Cette chronique a été diffusée dans l’émission « Chroniques 148 » de juin 2023 proposée par le podcast Proxi-Jeux. Elle a été co-écrite avec Hammer.

Grand Austria Hotel c’est un jeu de Virginio Gigli et Simone Luciani, illustré par Klemens Franz et paru en 2015 chez Lookout Spiele, puis localisé par Funforge pour la version française. C’est un jeu pour 2 à 4 joueuses à partir de 12 ans, pour des parties qui durent environ 30 minutes par joueuse, hélas difficilement trouvable en boutiques pour le moment.

Dans ce jeu de gestion, les joueuses gèrent un établissement hôtelier : il leur faudra remplir les commandes des clients et clientes attablés à la terrasse du café, avant de les envoyer dormir dans l’hôtel. Pour ce faire, elles recruteront du personnel hautement qualifié, tout en croisant les doigts pour rester dans les bonnes grâces de l’Empereur. Oui, car la règle comme le matériel du jeu situent clairement l’action à Vienne, au début du XXème siècle.

L’organisation politique à Vienne au début du 20ème siècle

Au début des années 1900, Vienne est à l’époque, non pas simplement la capitale de l’Autriche, mais bien de l’empire austro-hongrois. Et avant d’aller s’asseoir à la terrasse d’un café pour déguster une pâtisserie, il faut s’arrêter un instant sur le contexte historique et politique qui règne alors.

Après une défaite militaire face à la Prusse en 1866, l’Autriche de l’Empereur François-Joseph Ier se heurte aux aspirations des différents peuples qui la composent. Car à l’époque, l’empire autrichien s’étend beaucoup plus loin que les frontières de l’Autriche moderne que nous connaissons : comparé à l’Europe d’aujourd’hui, l’empire des Habsbourg englobe une partie de la République tchèque, la Slovaquie, le sud de la Pologne, la Slovénie, un bout de l’Italie jusqu’à Trieste sur la mer Adriatique, mais aussi la Hongrie, une partie de la Roumanie, la Croatie… La Bosnie-Herzégovine sera occupée par l’Empire à partir de 1878, puis finalement purement et simplement annexée en 1908. Bref, un empire multinational où des peuples aux langues et aux confessions différentes doivent cohabiter, un cas de figure qui n‘est pas unique dans l’Europe politique du XIXème siècle.

Comme on pourrait s’en douter, tous ces peuples ne supportent pas tous le pouvoir central avec le même état d’esprit. Un état de fait qui inquiète tout autant la noblesse autrichienne que celle de Hongrie, dominantes et possédant la majeure partie des terres de l’Empire. Après de longues tractations, c’est à la fin 1867 qu’est conclu le compromis austro-hongrois et que naît officiellement l’Autriche-Hongrie, une double monarchie censée accorder plus d’autonomie au royaume de Hongrie. Par ce compromis, François-Joseph de Habsbourg règne dans les « pays de la Couronne de saint Étienne » en qualité de roi de Hongrie, et sur la partie autrichienne en qualité d’empereur d’Autriche.

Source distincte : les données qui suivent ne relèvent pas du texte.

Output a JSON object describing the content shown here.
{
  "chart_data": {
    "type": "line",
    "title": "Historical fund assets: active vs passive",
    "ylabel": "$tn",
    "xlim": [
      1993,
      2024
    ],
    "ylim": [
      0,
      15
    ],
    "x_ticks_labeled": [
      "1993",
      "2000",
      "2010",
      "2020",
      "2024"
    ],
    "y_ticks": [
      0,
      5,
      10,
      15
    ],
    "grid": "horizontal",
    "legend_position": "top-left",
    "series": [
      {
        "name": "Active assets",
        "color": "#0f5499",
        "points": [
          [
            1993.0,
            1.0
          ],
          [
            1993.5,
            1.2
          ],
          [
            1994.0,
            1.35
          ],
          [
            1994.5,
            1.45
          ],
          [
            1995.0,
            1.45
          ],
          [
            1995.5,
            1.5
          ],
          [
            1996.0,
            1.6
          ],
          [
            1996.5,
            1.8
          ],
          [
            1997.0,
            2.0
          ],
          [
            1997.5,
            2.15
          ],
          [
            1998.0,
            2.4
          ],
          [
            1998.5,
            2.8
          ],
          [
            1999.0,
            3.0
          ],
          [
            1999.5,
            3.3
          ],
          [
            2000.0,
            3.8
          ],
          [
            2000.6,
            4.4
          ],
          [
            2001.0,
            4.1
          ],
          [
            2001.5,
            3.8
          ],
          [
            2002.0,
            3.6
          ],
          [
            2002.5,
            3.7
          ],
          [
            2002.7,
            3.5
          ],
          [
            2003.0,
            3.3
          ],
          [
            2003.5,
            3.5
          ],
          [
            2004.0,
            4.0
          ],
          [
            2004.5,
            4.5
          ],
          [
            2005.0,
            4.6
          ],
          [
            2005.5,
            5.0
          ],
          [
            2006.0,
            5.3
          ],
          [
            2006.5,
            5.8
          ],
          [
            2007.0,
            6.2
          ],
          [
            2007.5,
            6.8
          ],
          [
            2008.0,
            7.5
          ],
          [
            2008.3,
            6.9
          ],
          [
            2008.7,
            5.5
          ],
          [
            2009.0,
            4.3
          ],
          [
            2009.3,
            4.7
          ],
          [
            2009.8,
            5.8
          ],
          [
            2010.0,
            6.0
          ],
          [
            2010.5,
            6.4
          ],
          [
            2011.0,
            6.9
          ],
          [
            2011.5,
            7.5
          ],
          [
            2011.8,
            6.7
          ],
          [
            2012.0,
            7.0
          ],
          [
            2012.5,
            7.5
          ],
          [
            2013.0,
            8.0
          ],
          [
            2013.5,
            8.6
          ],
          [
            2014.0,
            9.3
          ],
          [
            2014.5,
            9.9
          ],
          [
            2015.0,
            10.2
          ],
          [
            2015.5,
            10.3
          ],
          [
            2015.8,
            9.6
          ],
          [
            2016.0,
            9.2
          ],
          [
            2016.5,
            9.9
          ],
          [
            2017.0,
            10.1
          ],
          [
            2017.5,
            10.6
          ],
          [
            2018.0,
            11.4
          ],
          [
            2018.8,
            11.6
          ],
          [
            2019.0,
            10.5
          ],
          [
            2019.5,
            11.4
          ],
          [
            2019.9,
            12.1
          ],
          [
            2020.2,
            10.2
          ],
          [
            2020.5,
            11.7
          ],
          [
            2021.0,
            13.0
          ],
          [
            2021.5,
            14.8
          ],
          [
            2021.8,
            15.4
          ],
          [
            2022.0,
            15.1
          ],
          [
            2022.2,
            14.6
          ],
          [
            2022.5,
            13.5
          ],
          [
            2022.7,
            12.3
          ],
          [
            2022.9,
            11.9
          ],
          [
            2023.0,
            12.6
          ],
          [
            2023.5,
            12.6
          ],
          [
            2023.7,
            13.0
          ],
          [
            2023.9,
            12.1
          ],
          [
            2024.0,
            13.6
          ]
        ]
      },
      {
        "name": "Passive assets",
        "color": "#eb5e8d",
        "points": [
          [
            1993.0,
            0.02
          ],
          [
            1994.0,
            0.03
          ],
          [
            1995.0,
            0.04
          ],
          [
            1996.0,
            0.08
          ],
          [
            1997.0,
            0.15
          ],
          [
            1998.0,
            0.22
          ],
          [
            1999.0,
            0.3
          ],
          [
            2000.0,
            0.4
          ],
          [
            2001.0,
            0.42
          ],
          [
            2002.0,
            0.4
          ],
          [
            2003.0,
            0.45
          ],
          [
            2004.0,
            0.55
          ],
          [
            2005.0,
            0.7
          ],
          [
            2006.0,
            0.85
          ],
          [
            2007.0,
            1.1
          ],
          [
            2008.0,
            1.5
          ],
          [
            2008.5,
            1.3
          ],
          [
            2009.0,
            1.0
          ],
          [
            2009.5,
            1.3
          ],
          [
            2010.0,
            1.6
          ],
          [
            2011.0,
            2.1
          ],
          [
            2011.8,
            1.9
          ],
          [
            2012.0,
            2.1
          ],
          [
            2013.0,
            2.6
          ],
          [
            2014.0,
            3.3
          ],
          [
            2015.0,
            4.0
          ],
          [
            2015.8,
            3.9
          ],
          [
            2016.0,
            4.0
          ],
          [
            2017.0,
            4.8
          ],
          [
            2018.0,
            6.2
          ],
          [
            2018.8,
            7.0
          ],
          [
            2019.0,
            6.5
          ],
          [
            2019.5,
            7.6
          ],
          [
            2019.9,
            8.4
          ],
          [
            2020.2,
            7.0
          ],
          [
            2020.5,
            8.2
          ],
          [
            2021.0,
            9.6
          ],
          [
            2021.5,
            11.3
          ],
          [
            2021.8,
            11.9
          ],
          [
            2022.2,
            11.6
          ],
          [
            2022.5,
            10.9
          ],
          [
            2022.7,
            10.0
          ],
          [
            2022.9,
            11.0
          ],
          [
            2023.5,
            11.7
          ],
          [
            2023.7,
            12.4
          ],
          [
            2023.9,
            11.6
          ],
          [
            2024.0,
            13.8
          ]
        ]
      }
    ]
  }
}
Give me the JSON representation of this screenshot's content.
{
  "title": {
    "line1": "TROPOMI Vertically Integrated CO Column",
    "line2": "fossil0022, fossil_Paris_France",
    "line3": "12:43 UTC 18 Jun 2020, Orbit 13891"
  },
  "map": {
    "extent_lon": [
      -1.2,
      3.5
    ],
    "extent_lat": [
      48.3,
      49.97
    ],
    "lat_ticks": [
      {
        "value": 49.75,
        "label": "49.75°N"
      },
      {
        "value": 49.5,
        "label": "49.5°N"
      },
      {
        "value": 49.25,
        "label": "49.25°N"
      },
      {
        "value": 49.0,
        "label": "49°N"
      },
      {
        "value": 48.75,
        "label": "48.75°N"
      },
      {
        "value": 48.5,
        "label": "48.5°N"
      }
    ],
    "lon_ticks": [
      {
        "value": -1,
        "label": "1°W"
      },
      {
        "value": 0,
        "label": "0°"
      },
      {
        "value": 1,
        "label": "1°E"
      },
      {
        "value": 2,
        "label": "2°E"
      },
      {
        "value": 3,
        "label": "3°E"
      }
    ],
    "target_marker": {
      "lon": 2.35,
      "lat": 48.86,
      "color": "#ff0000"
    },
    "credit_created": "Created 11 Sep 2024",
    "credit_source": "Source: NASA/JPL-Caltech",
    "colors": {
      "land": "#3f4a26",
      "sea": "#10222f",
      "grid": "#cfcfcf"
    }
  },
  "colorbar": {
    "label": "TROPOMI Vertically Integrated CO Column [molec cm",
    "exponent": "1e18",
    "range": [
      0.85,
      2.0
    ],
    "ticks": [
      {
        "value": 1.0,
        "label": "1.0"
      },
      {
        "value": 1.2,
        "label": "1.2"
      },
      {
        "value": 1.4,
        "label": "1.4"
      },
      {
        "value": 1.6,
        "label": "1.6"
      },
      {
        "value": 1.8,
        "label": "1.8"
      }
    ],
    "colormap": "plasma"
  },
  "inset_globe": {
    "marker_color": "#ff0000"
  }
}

Le compromis, renouvelable tous les dix ans, fait de l’empire d’Autriche et du royaume de Hongrie deux entités autonomes et égales en union douanière et monétaire, qui disposent chacune de sa propre constitution, et de son Parlement qui vote son propre budget. Chaque entité dispose aussi de son état-civil et émet ses propres passeports : il n’y a donc pas de citoyenneté austro-hongroise, mais soit autrichienne, soit hongroise, et chaque entité a sa police et sa justice. Les deux chambres du Parlement de chacune des parties envoient des représentants, qui votent le budget des affaires communes.

A la charnière entre le XIXème et le XXème siècle, l’empire austro-hongrois se craquelle de toutes parts ; à l’ère de la Révolution Industrielle, c’est un monstre anachronique. À l’est, les plaines de la Hongrie. À l’ouest, Vienne, une capitale qui a grandi trop vite, qui accueille des milliers d’immigrants hongrois, tchèques, slovaques, croates, polonais, russes, roumains…

L’empereur François-Joseph règne toujours, son pouvoir s’appuie sur l’armée et sur l’Eglise. En 1898, l’impératrice Élisabeth (celle que vous connaissez sans doute mieux sous le surnom de “Sissi”) a été assassinée par un anarchiste italien. Des mouvements nationalistes agitent le pays. En particulier, un fort courant pangermaniste, obsédé par la pureté du sang, raciste, antisémite. Une bourgeoisie fortunée célèbre tranquillement ses rites – bals, duels, promenades sur le Prater (le grand parc de Vienne), une vie de cafés et de pâtisseries – pendant qu’une population misérable croupit dans les bas-fonds.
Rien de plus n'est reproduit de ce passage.